Results from our study confirm the hypothesis generated from data in the above cited retrospective and prospective sumatriptan analyses, indicating that migraine pain may be more difficult to treat when it has progressed to moderate or severe stages. Furthermore, this data suggests that central sensitization may start to develop within 60 min after onset of pain and hence patients would benefit from treating their migraine attack as soon as possible. Patients who waited before treating their attack suffered more and for a longer time from accompanying migraine symptoms. This is not surprising and reflects the fact that patients who treat a migraine attack before it is fully developed do not reach the same level of disability at baseline like patients who delay treatment. This may be one explanation for the increased efficacy of sumatriptan early intervention in comparison to late intervention. Surprising is the fact that more patients in the early intervention group seemed to experience drug related adverse events. However, even though the absolute number of adverse events was low in this study, it is evident that the most common reported adverse events were dizziness and nausea, symptoms that are not only possible side-effects of sumatriptan but may also be caused by the migraine attack itself. It is very possible that the mode of reporting adverse events and the perception of patients plays an important role here. It can not be ruled out that in the late treatment group symptoms were interpreted as migraine related while in the early treatment group symptoms were rather interpreted as drug related.
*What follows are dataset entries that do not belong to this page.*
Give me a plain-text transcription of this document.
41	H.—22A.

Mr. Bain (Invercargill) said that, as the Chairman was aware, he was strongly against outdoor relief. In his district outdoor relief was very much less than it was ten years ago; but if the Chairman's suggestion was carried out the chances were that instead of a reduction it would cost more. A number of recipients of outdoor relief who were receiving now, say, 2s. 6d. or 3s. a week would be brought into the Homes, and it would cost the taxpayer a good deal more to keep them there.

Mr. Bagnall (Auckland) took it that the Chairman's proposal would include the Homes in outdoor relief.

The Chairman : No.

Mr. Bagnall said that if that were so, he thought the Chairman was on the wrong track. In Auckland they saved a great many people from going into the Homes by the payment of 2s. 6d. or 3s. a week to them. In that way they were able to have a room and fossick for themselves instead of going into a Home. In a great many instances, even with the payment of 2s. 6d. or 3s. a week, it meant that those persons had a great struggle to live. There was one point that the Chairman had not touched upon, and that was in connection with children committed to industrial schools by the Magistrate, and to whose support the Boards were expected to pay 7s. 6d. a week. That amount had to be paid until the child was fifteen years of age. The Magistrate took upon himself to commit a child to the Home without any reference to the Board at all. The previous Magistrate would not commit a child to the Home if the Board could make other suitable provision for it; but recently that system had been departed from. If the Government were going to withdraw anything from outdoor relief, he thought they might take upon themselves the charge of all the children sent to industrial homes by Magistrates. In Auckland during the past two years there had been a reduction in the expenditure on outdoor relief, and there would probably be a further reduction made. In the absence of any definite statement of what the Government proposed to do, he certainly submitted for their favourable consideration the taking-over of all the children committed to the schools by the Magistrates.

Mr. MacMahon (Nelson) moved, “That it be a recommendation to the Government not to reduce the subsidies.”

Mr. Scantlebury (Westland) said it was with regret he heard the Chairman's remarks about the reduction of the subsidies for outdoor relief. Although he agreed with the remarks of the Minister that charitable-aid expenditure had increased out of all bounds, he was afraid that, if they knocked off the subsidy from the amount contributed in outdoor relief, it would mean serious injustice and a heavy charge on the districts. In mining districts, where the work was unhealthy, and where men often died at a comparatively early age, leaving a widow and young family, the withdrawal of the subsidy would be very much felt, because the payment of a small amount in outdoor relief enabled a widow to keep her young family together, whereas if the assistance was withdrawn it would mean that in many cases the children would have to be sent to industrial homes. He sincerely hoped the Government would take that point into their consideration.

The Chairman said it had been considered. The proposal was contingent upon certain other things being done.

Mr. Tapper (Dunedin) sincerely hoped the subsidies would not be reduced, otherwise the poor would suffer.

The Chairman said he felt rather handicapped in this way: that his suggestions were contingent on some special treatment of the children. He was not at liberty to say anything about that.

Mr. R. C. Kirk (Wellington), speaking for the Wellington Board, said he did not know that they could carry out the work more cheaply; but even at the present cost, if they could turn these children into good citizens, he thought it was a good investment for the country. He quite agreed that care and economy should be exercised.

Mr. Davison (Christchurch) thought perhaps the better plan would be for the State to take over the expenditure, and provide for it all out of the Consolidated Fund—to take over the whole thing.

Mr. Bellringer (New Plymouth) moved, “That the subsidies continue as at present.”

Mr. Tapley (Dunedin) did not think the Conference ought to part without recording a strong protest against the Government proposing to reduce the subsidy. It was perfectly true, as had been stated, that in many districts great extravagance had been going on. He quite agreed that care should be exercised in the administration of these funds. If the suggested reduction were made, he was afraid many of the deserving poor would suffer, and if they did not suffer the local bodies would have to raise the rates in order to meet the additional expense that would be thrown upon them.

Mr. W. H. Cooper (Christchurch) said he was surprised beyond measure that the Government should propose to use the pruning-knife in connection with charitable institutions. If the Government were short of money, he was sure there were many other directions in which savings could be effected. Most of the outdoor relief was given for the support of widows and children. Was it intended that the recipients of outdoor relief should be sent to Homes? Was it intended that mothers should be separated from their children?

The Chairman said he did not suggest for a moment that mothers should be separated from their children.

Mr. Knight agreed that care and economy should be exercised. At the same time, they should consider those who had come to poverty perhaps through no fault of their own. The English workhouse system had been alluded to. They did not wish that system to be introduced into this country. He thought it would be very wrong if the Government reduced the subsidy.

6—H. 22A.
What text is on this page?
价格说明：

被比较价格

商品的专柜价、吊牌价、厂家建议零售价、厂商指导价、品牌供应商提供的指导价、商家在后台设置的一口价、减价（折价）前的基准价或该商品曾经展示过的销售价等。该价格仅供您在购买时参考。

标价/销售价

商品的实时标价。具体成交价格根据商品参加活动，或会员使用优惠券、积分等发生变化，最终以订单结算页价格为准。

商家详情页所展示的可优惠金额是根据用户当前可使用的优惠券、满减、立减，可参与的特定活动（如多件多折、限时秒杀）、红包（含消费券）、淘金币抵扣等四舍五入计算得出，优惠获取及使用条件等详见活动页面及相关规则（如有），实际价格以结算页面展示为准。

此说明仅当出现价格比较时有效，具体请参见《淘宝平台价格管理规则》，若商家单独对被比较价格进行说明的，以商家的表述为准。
Another point that is noteworthy is that in comparison to former trials with sumatriptan, we observed a high absolute rate of pain free response in the early and in the late intervention group. This can be explained by the fact that patients in an open label study know that they receive an active migraine treatment in any case and hence may experience a placebo effect higher than in studies with a placebo arm. It has been shown that response rates in migraine trials are significantly higher when no placebo control is used (28). This circumstance, together with the influence of the study situation itself and the fact that patients may feel better cared for in the context of a study may result in higher absolute efficacy rates than expected.
In conclusion, this prospective and controlled clinical trial shows further evidence of acute sensitization in the pathophysiology of a migraine attack and evidence of increased efficacy of sumatriptan 100 mg tablets when a migraine attack is treated early after the onset of pain.